Podejrzane listy do biur kampanii McCaina okazały się niegroźne
Niegroźnymi incydentami okazały się dwa podejrzane listy, które trafiły w czwartek do biur kampanii
republikańskiego kandydata na prezydenta USA Johna McCaina w stanach Kolorado oraz New Hampshire, wywołując ich ewakuację.
Do biura w Cenntennial pod Denver w stanie Kolorado trafił list z pogróżkami i niezidentyfikowanym białym proszkiem. Lokal ewakuowano, a kilku pracowników przebadano w szpitalu. Ostatecznie wykluczono niebezpieczną substancję i ustalono, że nadawcą jest więzień, który w przeszłości wysyłał już podobne listy.
Biuro kampanii w Manchester w stanie New Hampshire ewakuowano po otrzymaniu odręcznie zaadresowanego listu z adresem zwrotnym w Denver.
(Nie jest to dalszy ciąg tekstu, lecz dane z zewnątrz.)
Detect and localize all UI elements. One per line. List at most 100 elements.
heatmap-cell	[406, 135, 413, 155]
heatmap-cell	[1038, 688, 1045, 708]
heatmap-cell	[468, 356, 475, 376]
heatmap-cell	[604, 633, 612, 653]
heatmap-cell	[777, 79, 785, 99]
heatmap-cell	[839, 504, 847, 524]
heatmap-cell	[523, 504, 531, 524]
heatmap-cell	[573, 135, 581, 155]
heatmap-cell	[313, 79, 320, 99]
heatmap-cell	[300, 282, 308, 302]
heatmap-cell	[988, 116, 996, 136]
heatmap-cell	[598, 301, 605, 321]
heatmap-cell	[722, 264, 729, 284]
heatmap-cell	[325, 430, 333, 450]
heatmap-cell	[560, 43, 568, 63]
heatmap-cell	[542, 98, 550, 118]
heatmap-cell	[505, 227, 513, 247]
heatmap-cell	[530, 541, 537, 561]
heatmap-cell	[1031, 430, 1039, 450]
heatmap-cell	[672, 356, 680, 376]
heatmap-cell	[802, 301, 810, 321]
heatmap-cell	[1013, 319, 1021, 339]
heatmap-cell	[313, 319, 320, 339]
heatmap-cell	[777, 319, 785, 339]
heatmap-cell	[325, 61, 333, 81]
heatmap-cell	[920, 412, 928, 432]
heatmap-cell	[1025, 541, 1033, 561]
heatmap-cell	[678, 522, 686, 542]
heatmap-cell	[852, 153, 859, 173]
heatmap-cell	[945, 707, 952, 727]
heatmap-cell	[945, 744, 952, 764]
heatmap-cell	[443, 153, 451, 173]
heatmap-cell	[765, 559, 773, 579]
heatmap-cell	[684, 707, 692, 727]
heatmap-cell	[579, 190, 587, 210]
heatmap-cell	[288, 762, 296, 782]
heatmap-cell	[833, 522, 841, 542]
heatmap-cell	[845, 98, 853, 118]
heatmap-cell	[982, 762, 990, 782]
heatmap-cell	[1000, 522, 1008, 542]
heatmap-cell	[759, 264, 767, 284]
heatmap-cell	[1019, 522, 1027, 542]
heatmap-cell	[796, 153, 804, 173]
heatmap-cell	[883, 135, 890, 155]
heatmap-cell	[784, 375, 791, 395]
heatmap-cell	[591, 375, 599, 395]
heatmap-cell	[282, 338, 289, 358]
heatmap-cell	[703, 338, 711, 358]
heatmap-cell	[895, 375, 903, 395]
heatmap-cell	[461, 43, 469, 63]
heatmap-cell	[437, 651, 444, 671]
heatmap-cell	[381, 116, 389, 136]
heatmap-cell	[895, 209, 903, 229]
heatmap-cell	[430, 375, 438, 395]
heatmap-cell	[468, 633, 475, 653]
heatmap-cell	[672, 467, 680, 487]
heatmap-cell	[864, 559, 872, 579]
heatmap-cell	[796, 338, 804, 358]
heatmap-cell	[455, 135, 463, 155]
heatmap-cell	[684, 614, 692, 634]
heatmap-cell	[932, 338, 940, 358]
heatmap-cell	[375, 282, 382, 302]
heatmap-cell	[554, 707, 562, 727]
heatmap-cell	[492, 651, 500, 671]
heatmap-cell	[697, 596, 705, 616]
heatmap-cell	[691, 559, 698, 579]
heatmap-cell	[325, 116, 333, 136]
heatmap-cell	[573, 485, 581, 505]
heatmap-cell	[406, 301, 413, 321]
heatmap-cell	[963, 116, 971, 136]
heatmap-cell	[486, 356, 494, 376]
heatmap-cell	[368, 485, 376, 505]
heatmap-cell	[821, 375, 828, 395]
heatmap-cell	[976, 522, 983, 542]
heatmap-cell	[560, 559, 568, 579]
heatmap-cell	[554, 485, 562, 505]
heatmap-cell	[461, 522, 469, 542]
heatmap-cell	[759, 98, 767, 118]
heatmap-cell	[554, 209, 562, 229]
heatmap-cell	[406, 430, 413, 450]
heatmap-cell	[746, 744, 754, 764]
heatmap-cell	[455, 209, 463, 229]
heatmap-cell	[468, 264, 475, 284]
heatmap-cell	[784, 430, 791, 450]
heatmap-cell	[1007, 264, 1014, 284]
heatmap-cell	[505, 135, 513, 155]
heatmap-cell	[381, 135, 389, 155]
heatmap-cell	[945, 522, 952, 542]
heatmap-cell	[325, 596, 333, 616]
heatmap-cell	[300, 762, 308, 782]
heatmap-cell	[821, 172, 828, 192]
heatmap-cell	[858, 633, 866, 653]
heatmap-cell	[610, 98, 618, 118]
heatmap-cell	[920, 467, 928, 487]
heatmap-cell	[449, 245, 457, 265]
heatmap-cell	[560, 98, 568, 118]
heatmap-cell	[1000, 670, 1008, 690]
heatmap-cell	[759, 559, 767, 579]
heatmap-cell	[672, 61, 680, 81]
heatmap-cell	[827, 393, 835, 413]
Przesyłka, która wzbudziła niepokój z powodu wcześniejszego incydentu w Cenntennial, okazała się jednak zupełnie z nim niezwiązana.
W Denver władze stosują szczególne środki ostrożności, ponieważ w poniedziałek rozpoczyna się tutaj konwencja Partii Demokratycznej, mająca formalnie zatwierdzić Baracka Obamę jako kandydata Demokratów na prezydenta.